TERNATE – HabarIndoneaia.id – Ombudsman Perwakilan Maluku Utara mencatat sebanyak 16 aduan masyarakat terkait pelaksanaan Sistem Penerimaan Murid Baru (SPMB) Tahun 2026 di Kota Ternate.
Seluruh laporan tersebut saat ini sedang ditangani melalui mekanisme Respon Cepat Ombudsman (RCO) guna mempercepat penyelesaian persoalan yang dikeluhkan para orang tua siswa. Hal itu disampaikan Kepala Perwakilan Ombudsman Maluku Utara, Iriani Abd Kadir, Kamis (2/7/2026).
Iriani menjelaskan, sejak SPMB diberlakukan, Ombudsman menerima berbagai laporan yang disertai bukti pendukung dan dokumen dari para orang tua siswa.
Menurutnya, lembaganya terus melakukan koordinasi secara intensif dengan panitia pelaksana serta Dinas Pendidikan agar setiap pengaduan dapat ditindaklanjuti secara cepat dan tepat.
“Saat ini ada 16 aduan yang masuk dan semuanya sedang diproses melalui mekanisme Respon Cepat Ombudsman (RCO), sehingga koordinasi dengan penyelenggara dapat dilakukan lebih cepat untuk mencari solusi atas setiap persoalan yang terjadi,” ujar Iriani.
Ia mengatakan, Ombudsman juga meminta agar penyelenggara SPMB memastikan seluruh calon peserta didik memperoleh akses terhadap satuan pendidikan.
Sebagai lembaga pengawas pelayanan publik lanjut dia, Ombudsman membuka ruang bagi seluruh masyarakat yang merasa dirugikan untuk menyampaikan pengaduan sebagai upaya meminimalisasi persoalan serupa pada tahun-tahun mendatang.
Menurut Iriani, berbagai kendala teknis dalam pelaksanaan SPMB tidak dapat dihindari karena sistem tetap dijalankan oleh manusia.
Ia mengakui masih terdapat ketidakpuasan dari sebagian orang tua siswa, terutama terhadap respons yang diberikan oleh petugas verifikator selama proses seleksi berlangsung.
“Kita tidak bisa memungkiri bahwa sistem dioperasikan oleh manusia, sehingga persoalan teknis tentu bisa terjadi. Di sisi lain, kami juga menerima keluhan dari orang tua terkait respons verifikator yang dinilai belum memuaskan,” katanya.
Ombudsman, lanjut Iriani, terus memantau proses pendaftaran ulang di sekolah-sekolah negeri maupun swasta.
Lebih jauh kata dia, pengawasan tersebut dilakukan agar setiap laporan resmi yang masuk dapat segera diselesaikan melalui koordinasi bersama penyelenggara.
Ia mengungkapkan, hingga kini masih terdapat orang tua yang belum puas terhadap hasil pengumuman SPMB.
Meski demikian, Ombudsman tetap menghormati seluruh mekanisme penyelesaian yang sedang berjalan, baik di internal Ombudsman maupun di tingkat penyelenggara dan pemerintah daerah.
Sebagai langkah perbaikan kata Iriani, Ombudsman menilai sosialisasi mengenai mekanisme SPMB harus diperkuat agar masyarakat, khususnya orang tua calon siswa, memiliki pemahaman yang utuh mengenai prosedur penerimaan peserta didik baru.
Untuk itu, Ombudsman Maluku Utara berencana menggelar rapat resmi dengan Gubernur Maluku Utara, Sherly Tjoanda Laos, dan Wakil Gubernur Sarbin Sehe dalam waktu dekat.
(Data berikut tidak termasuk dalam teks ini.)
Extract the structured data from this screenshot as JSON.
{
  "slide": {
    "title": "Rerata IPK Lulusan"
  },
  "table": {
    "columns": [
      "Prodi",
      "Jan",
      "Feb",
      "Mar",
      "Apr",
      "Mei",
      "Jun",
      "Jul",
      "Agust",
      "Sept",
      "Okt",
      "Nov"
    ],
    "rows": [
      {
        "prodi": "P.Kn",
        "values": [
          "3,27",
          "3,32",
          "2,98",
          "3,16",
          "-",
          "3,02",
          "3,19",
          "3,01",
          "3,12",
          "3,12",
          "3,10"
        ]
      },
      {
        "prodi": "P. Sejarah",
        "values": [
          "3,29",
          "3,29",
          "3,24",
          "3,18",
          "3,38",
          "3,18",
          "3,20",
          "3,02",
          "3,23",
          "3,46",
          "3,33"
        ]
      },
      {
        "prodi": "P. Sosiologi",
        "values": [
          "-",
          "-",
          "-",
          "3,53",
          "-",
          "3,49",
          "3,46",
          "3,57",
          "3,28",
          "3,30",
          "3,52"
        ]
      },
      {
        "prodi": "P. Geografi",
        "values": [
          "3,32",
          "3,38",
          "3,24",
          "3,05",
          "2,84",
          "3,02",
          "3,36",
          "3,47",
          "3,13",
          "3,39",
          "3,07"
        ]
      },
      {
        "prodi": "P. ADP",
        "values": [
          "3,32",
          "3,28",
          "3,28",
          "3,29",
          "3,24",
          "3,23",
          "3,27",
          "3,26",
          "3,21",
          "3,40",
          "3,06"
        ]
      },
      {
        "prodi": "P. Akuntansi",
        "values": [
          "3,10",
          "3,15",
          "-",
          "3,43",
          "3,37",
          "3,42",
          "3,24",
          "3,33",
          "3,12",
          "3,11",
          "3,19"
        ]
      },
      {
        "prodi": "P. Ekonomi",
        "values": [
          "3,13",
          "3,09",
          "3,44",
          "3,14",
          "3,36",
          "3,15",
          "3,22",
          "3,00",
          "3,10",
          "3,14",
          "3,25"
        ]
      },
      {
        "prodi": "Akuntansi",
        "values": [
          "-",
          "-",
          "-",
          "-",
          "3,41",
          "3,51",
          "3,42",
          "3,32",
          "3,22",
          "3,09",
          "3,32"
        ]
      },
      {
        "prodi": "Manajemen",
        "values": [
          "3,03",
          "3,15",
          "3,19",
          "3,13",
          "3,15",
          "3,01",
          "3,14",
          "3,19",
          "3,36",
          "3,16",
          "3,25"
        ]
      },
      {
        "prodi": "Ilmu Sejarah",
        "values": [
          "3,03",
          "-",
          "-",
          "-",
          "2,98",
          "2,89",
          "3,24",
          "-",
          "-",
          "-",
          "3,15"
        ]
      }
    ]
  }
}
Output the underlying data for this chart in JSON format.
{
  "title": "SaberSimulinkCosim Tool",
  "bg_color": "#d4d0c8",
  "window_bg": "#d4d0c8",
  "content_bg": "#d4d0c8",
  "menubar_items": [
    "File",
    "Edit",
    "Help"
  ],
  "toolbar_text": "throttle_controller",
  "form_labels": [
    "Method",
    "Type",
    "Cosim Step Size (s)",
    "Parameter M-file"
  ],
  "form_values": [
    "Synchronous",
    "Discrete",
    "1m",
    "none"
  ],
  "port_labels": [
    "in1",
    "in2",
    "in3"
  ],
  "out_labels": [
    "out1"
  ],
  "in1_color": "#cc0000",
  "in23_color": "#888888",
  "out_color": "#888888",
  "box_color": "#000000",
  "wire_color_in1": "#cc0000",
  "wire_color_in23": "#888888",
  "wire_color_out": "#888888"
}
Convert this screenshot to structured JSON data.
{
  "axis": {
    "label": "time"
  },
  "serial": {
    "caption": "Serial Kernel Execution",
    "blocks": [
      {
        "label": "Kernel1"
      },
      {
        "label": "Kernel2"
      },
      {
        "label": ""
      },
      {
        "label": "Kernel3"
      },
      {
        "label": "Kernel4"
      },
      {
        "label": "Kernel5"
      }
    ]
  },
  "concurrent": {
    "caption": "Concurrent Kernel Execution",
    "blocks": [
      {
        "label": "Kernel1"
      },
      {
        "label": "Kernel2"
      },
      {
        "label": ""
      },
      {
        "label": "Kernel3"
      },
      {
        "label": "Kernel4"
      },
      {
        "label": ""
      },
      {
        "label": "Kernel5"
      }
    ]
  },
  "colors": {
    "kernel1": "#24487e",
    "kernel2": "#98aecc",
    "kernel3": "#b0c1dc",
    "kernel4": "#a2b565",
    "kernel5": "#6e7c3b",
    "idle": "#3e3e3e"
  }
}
Ia mengatakan, pertemuan tersebut diharapkan menjadi ruang koordinasi guna membahas berbagai persoalan yang muncul selama pelaksanaan SPMB.
Iriani menegaskan, sinergi seluruh pemangku kepentingan menjadi kunci dalam mencegah persoalan yang terus berulang setiap tahun.
Menurutnya, koordinasi tidak boleh berjalan secara terpisah antara Ombudsman, Dinas Pendidikan, panitia penyelenggara, maupun pemerintah daerah.
“Ke depan, keterlibatan seluruh stakeholder harus diperkuat agar penanganan persoalan tidak berjalan sendiri-sendiri. Sosialisasi SPMB juga perlu dilakukan dalam waktu yang lebih panjang sehingga menjadi pemahaman bersama bagi siswa, orang tua, dan seluruh masyarakat,” pungkasnya.